N.J.S.A. 39:6A-11 also supports this view. That statute provides:

If two or more insurers are liable to pay benefits under sections 4 and 10 of this act for the same bodily injury, or death, of any one person, the maximum amount payable shall be as specified in sections 4 and 10 if additional first party coverage applies and any insurer paying the benefits shall be entitled to recover from each of the other insurers, only by inter-company arbitration or inter-company agreement, an equitable pro-rata share of the benefits paid.

Pursuant to this section, two primary carriers possibly may share the PIP obligation to a victim. Where one carrier obtains contribution from another insurer for the PIP benefits paid, the victim effectively could receive PIP benefits under two automobile insurance policies. See N.J.A.C. 11:3-37.12 (Eligibility under two or more automobile policies).*fn1 Yet this does not violate N.J.S.A. 39:6A-4.2 because no double recovery is involved. Prudential's contrary argument misconceives the purpose behind N.J.S.A. 39:6A-4.2, and indeed the entire scheme of the No-Fault Law, which is to promptly provide mandated benefits to the victims of automobile accidents. The obvious reason behind N.J.S.A. 39:6A-4.2 is not to prohibit two automobile insurance policies from being tapped to reach the mandatory

[255 NJSuper Page 529]

PIP limit for a single injury, but to preclude a victim from mulcting the carriers for the same benefits twice.

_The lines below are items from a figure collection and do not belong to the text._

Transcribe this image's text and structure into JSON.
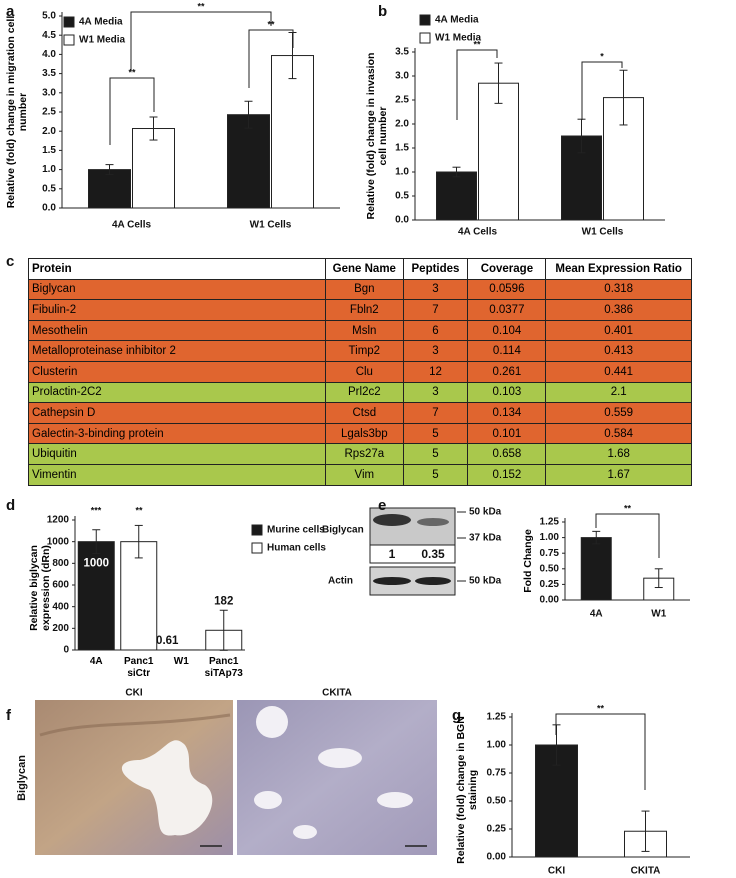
{
  "panel_labels": [
    "a",
    "b",
    "c",
    "d",
    "e",
    "f",
    "g"
  ],
  "chart_data": [
    {
      "type": "bar",
      "ylabel": "Relative (fold) change in migration cell number",
      "categories": [
        "4A Cells",
        "W1 Cells"
      ],
      "series": [
        {
          "name": "4A Media",
          "color": "#1a1a1a",
          "values": [
            1.0,
            2.43
          ],
          "errors": [
            0.13,
            0.35
          ]
        },
        {
          "name": "W1 Media",
          "color": "#ffffff",
          "values": [
            2.07,
            3.97
          ],
          "errors": [
            0.3,
            0.6
          ]
        }
      ],
      "ylim": [
        0,
        5
      ],
      "yticks": [
        {
          "value": 0,
          "label": "0.0"
        },
        0.5,
        {
          "value": 1,
          "label": "1.0"
        },
        1.5,
        {
          "value": 2,
          "label": "2.0"
        },
        2.5,
        {
          "value": 3,
          "label": "3.0"
        },
        3.5,
        {
          "value": 4,
          "label": "4.0"
        },
        4.5,
        {
          "value": 5,
          "label": "5.0"
        }
      ],
      "annotations": [
        "**",
        "**",
        "**"
      ]
    },
    {
      "type": "bar",
      "ylabel": "Relative (fold) change in invasion cell number",
      "categories": [
        "4A Cells",
        "W1 Cells"
      ],
      "series": [
        {
          "name": "4A Media",
          "color": "#1a1a1a",
          "values": [
            1.0,
            1.75
          ],
          "errors": [
            0.1,
            0.35
          ]
        },
        {
          "name": "W1 Media",
          "color": "#ffffff",
          "values": [
            2.85,
            2.55
          ],
          "errors": [
            0.42,
            0.57
          ]
        }
      ],
      "ylim": [
        0,
        3.5
      ],
      "yticks": [
        {
          "value": 0,
          "label": "0.0"
        },
        0.5,
        {
          "value": 1,
          "label": "1.0"
        },
        1.5,
        {
          "value": 2,
          "label": "2.0"
        },
        2.5,
        {
          "value": 3,
          "label": "3.0"
        },
        3.5
      ],
      "annotations": [
        "**",
        "*"
      ]
    },
    {
      "type": "bar",
      "ylabel": "Relative biglycan expression (dRn)",
      "categories": [
        "4A",
        "Panc1 siCtr",
        "W1",
        "Panc1 siTAp73"
      ],
      "series": [
        {
          "name": "Murine cells",
          "color": "#1a1a1a",
          "values": [
            1000,
            null,
            0.61,
            null
          ],
          "errors": [
            110,
            null,
            null,
            null
          ],
          "value_labels": [
            "1000",
            null,
            "0.61",
            null
          ]
        },
        {
          "name": "Human cells",
          "color": "#ffffff",
          "values": [
            null,
            1000,
            null,
            182
          ],
          "errors": [
            null,
            150,
            null,
            185
          ],
          "value_labels": [
            null,
            null,
            null,
            "182"
          ]
        }
      ],
      "ylim": [
        0,
        1200
      ],
      "yticks": [
        0,
        200,
        400,
        600,
        800,
        1000,
        1200
      ],
      "annotations": [
        "***",
        "**"
      ]
    },
    {
      "type": "bar",
      "ylabel": "Fold Change",
      "categories": [
        "4A",
        "W1"
      ],
      "values": [
        1.0,
        0.35
      ],
      "errors": [
        0.1,
        0.15
      ],
      "colors": [
        "#1a1a1a",
        "#ffffff"
      ],
      "ylim": [
        0,
        1.25
      ],
      "yticks": [
        {
          "value": 0,
          "label": "0.00"
        },
        0.25,
        {
          "value": 0.5,
          "label": "0.50"
        },
        0.75,
        {
          "value": 1,
          "label": "1.00"
        },
        1.25
      ],
      "annotations": [
        "**"
      ]
    },
    {
      "type": "bar",
      "ylabel": "Relative (fold) change in BGN staining",
      "categories": [
        "CKI",
        "CKITA"
      ],
      "values": [
        1.0,
        0.23
      ],
      "errors": [
        0.18,
        0.18
      ],
      "colors": [
        "#1a1a1a",
        "#ffffff"
      ],
      "ylim": [
        0,
        1.25
      ],
      "yticks": [
        {
          "value": 0,
          "label": "0.00"
        },
        0.25,
        {
          "value": 0.5,
          "label": "0.50"
        },
        0.75,
        {
          "value": 1,
          "label": "1.00"
        },
        1.25
      ],
      "annotations": [
        "**"
      ]
    }
  ],
  "table": {
    "columns": [
      "Protein",
      "Gene Name",
      "Peptides",
      "Coverage",
      "Mean Expression Ratio"
    ],
    "rows": [
      [
        "Biglycan",
        "Bgn",
        "3",
        "0.0596",
        "0.318"
      ],
      [
        "Fibulin-2",
        "Fbln2",
        "7",
        "0.0377",
        "0.386"
      ],
      [
        "Mesothelin",
        "Msln",
        "6",
        "0.104",
        "0.401"
      ],
      [
        "Metalloproteinase inhibitor 2",
        "Timp2",
        "3",
        "0.114",
        "0.413"
      ],
      [
        "Clusterin",
        "Clu",
        "12",
        "0.261",
        "0.441"
      ],
      [
        "Prolactin-2C2",
        "Prl2c2",
        "3",
        "0.103",
        "2.1"
      ],
      [
        "Cathepsin D",
        "Ctsd",
        "7",
        "0.134",
        "0.559"
      ],
      [
        "Galectin-3-binding protein",
        "Lgals3bp",
        "5",
        "0.101",
        "0.584"
      ],
      [
        "Ubiquitin",
        "Rps27a",
        "5",
        "0.658",
        "1.68"
      ],
      [
        "Vimentin",
        "Vim",
        "5",
        "0.152",
        "1.67"
      ]
    ],
    "row_colors": [
      "#e0652f",
      "#e0652f",
      "#e0652f",
      "#e0652f",
      "#e0652f",
      "#a9c84c",
      "#e0652f",
      "#e0652f",
      "#a9c84c",
      "#a9c84c"
    ]
  },
  "blot": {
    "label": "Biglycan",
    "control": "Actin",
    "markers": [
      "50 kDa",
      "37 kDa",
      "50 kDa"
    ],
    "quant": [
      "1",
      "0.35"
    ]
  },
  "histology": {
    "titles": [
      "CKI",
      "CKITA"
    ],
    "stain": "Biglycan"
  }
}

Indeed, we do not think that in enacting N.J.S.A. 39:6A-4.2 the Legislature ever contemplated or anticipated a case like this involving out-of-state "under-insurance" benefits. Obviously, there can be no under-insurance if New Jersey policies are involved because of the mandatory statutory limits. What the Legislature likely had in mind was a situation involving two coincidentally primary New Jersey PIP policies which it knew to provide identical benefits. N.J.S.A. 39:6A-4.2 was enacted to preclude redundant recovery in such circumstances. We think the statute means no more and no less. The victim here will not obtain redundant benefits from Prudential but merely coverage in excess of what was provided by another source. We conclude that is what the Legislature intended her to have in this situation.

We find no suggestion in the statutory scheme that our Legislature intended to treat New Jersey passengers differently or better than non-resident passengers, or to limit the rights of nonresident occupants who had exercised options for less than maximum benefits under their home state's insurance schemes.

Prudential should receive credit for the first $10,000 paid by Allstate. Reversed and remanded for further proceedings consistent with this opinion.